Das Grundgesetz hat am 23.05.2024 sein 75-jähriges Bestehen in den „alten Bundesländern” gefeiert. Seine Verabschiedung war unmittelbare Reaktion auf den Nationalsozialismus. Auch deshalb enthält es seit dem ersten Tag ein Grundrecht auf Asyl, das als subjektives Recht aufgenommen wurde, um sicherzustellen, dass „die Würde des Menschen […] unantastbar“ ist.

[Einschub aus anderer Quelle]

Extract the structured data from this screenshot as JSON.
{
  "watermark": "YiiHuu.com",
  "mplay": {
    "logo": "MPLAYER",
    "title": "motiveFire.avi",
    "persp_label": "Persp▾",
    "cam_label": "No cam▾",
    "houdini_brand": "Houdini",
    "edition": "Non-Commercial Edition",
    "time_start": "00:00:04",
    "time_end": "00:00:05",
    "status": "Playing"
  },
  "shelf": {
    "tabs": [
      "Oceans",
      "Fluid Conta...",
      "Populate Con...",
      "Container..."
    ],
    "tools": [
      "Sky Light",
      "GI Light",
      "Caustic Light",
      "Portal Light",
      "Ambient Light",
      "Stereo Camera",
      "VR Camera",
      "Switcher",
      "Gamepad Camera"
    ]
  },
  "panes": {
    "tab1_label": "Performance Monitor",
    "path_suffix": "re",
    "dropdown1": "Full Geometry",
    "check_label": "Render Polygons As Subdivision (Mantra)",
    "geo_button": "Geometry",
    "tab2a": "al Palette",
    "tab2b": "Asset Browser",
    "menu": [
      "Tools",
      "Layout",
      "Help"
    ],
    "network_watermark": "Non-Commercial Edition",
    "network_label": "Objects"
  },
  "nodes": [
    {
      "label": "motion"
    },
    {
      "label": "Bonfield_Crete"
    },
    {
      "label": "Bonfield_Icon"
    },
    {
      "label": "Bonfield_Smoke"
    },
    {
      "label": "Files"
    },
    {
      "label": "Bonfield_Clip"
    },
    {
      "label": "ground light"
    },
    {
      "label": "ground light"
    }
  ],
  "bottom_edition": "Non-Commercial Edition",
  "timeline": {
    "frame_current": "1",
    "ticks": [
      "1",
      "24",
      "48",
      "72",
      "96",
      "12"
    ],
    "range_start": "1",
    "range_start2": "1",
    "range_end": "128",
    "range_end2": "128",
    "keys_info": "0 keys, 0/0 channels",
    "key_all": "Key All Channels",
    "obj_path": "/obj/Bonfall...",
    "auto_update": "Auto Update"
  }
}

Das Asylrecht ist eine Lehre aus den Verbrechen der Nazis
Es spiegelt also die Lehren aus den Verbrechen der Nazis und dem unendlichen Leid derjenigen, die vor dem Faschismus aus Deutschland fliehen mussten. Das grundgesetzliche Recht auf Asyl sollte sicherstellen, dass Menschen die vor Verfolgung fliehen, in der Zukunft nicht in den Verfolgerstaat zurückgewiesen werden können. Und es steht für ein Bekenntnis zur deutschen Verantwortung für Schutzsuchende! Doch wird diese historisch gewachsene Verantwortung auch tatsächlich noch ernst genommen? Schon
1993 wurde das grundgesetzliche Asylrecht durch den „Asylkompromiss“ nach langen Kämpfen ausgehöhlt. Zusätzlich zu weitreichenden Einschränkungen wurde die Kompetenz für asylrechtliche Regelungen auf die EU übertragen. Dies führt dazu, dass das grundgesetzliche Recht auf Asyl seine praktische Bedeutung weitgehend verloren hat und europäische Regelungen zum „internationalen Schutz“ ihrerseits Schutz bieten.
Zum Inhalt des Webinars
Im Rahmen unseres Webinars möchten wir die die Geschichte und die Kämpfe rund um das grundgesetzliche Asylrecht aufarbeiten
Im Anschluss soll der Fokus auf den Bedeutungsverlust des verfassungsrechtlichen Asylrechts in der Rechtspraxis und seine Überlagerung durch europäische Vorgaben diskutiert werden
Die Diskussion wird auf Deutsch stattfinden. Wir freuen uns auf rege Teilnahme!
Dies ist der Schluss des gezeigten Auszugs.